How the Solar PV Steam Cooker Works
The prototype system features:
- 20 solar PV panels, each rated at 580 W with 22.65% efficiency, arranged on a south-facing ground mount with a 10° tilt.
- Generated electricity is fed into a thermal energy storage (TES) unit, consisting of:
- A mild-steel container filled with quarry sand
- An embedded DC resistive heater for charging the thermal battery
- Positioned above the sand bed is a 10-kg water chamber, where stored heat converts water to steam.
- The steam flows into a cooking chamber measuring 143 × 150 × 57.5 cm, enabling large-scale institutional food preparation.

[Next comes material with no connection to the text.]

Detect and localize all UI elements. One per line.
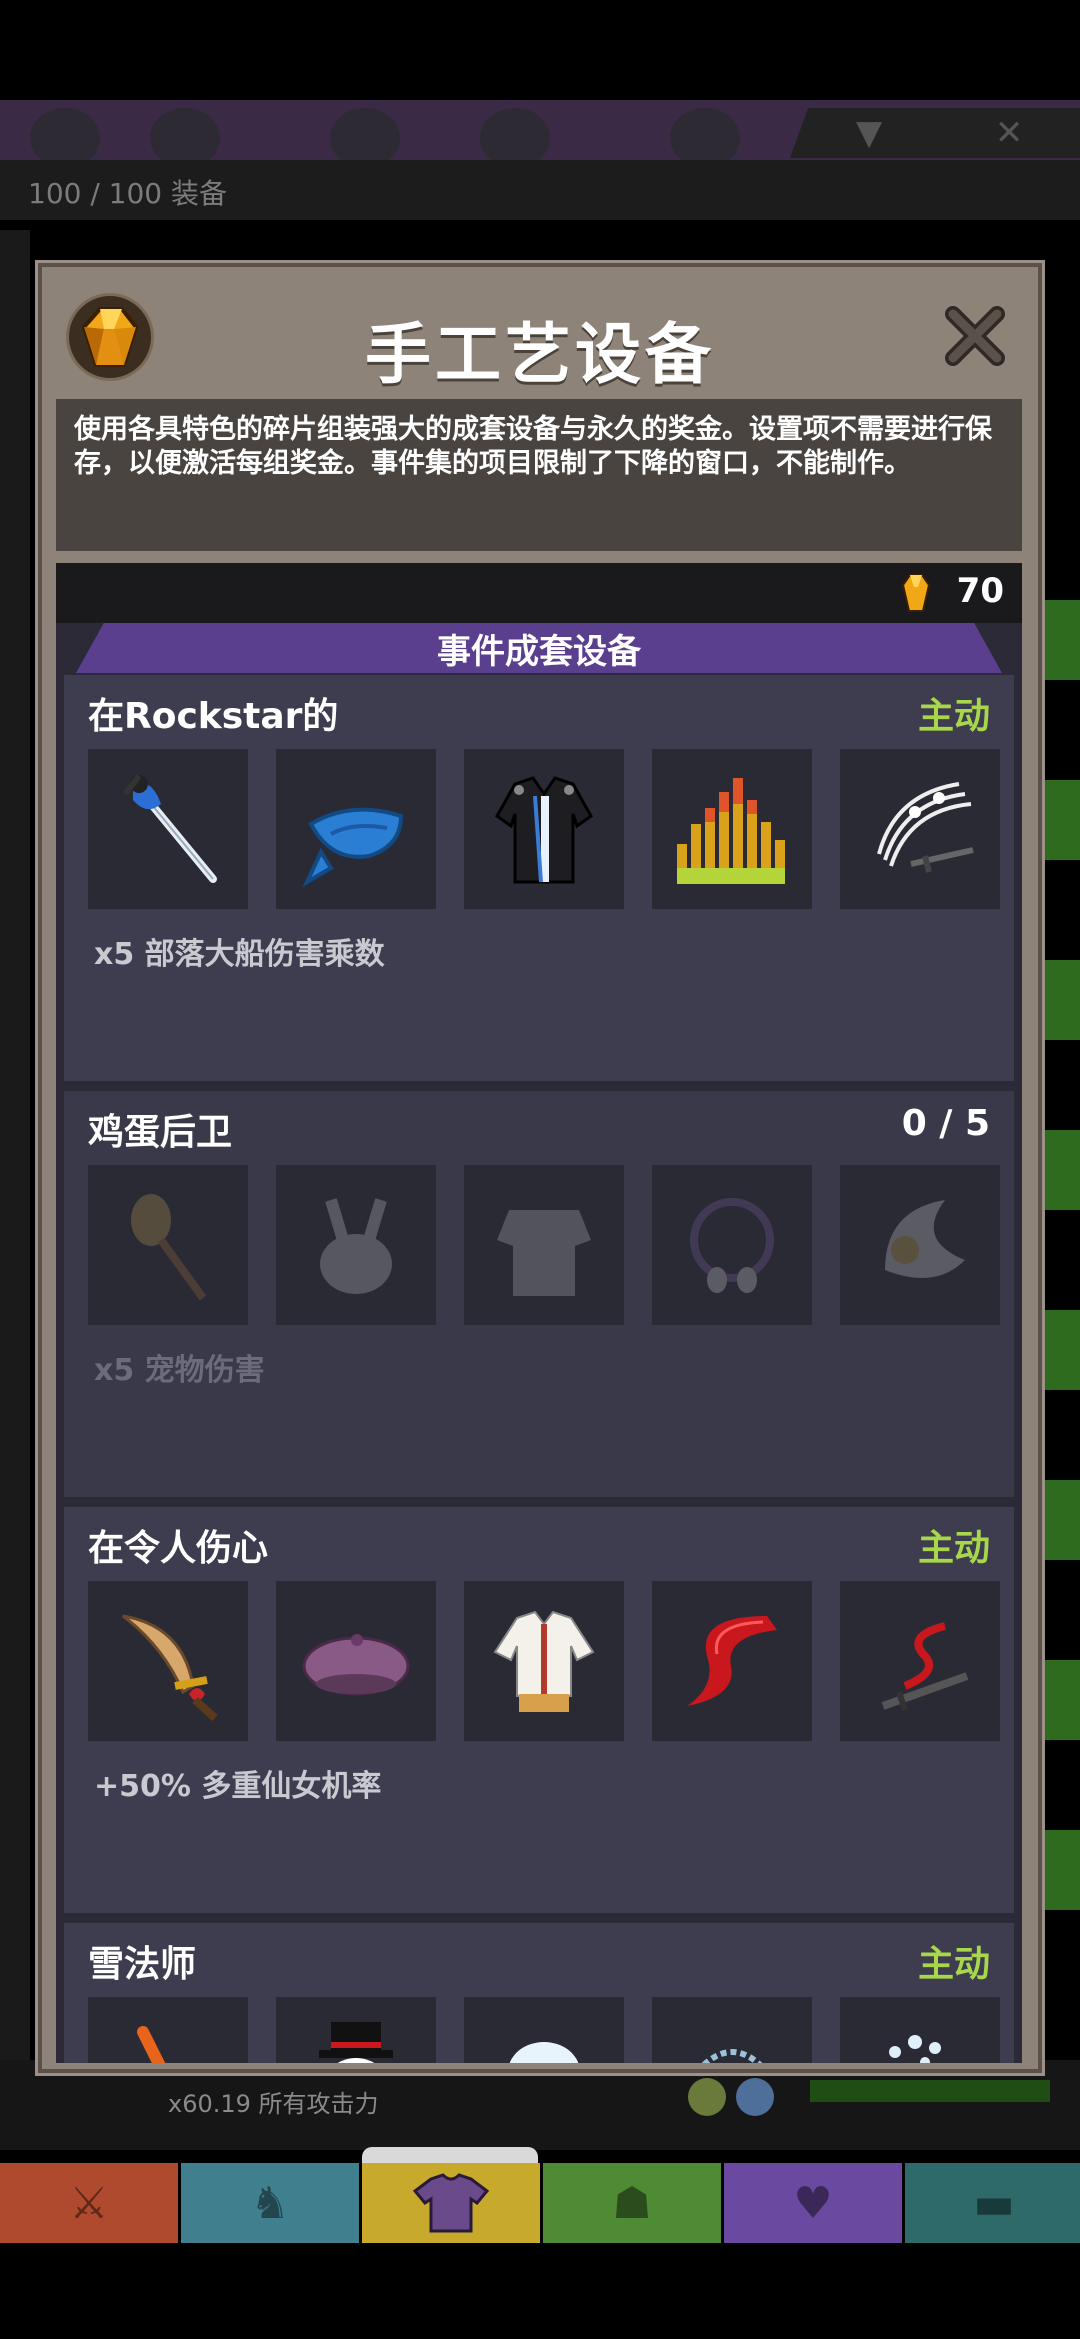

The thermal battery (sand container) measures 15 × 65.5 × 44 cm, built for extended heat retention.
Field Testing in Kumasi
Testing took place at Kumasi’s Kunst Senior High School.
- Boiling trials: October 21–24, 2024 (10:00–15:00 daily)
- Cooking performance tests: November 5–7, 2024
Researchers used solar irradiance sensors, infrared temperature guns, ammeters, voltmeters, and thermal cameras to evaluate the system.
Strong Cooking Performance and Higher Efficiency
The ISESC’s cooking chamber reached 105–110 °C, allowing it to prepare substantial quantities of food:
- 16 kg rice in 80 minutes
- 16 kg beans in 140 minutes
- 32 kg plantain in 85 minutes
Overall thermal efficiency reached 38.9%, outperforming conventional Scheffler dish solar steam systems (25–26.5%). This represents a 12–14% efficiency gain under comparable conditions.
The sand-based TES stored 13–15 MJ of thermal energy—enough for 4–6 hours of stable cooking, even when solar irradiance dropped between 400–900 W/m².
Cost Savings and Environmental Benefits
A lifecycle assessment revealed compelling economic and environmental impacts:
- Payback period: ~4.5 years
- 20-year cost reduction: ~47% compared to biomass stoves
- Annual emission reductions:
- 5,312.22 kg CO₂
- 11.10 kg NOx
- 7.05 kg PM2.5
These reductions support Ghana’s clean cooking goals, cut deforestation pressure, and significantly decrease indoor air pollution—an important public-health concern.
Academic and Institutional Backing
The study, titled “Experimental analysis of an institutional solar PV-powered steam cooker with sand-based thermal energy storage,” appears in Solar Energy Advances. Researchers from:
- Kwame Nkrumah University of Science and Technology (KNUST)
- Technology Consultancy Centre – International Centre for Innovation, Manufacturing, Technology Transfer, and Entrepreneurship (TCC-CIMET)
- Cape Coast Technical University
collaborated on this groundbreaking work.
A Major Step Forward for Renewable-Based E-Cooking
The ISESC demonstrates that solar PV combined with sand-based thermal storage can deliver reliable, large-scale cooking for schools, institutions, and communities—without biomass, smoke, or fuel costs. As nations push toward cleaner cooking transitions and scalable renewable solutions, innovations like this could play a pivotal role in Africa’s energy future and global clean energy adoption.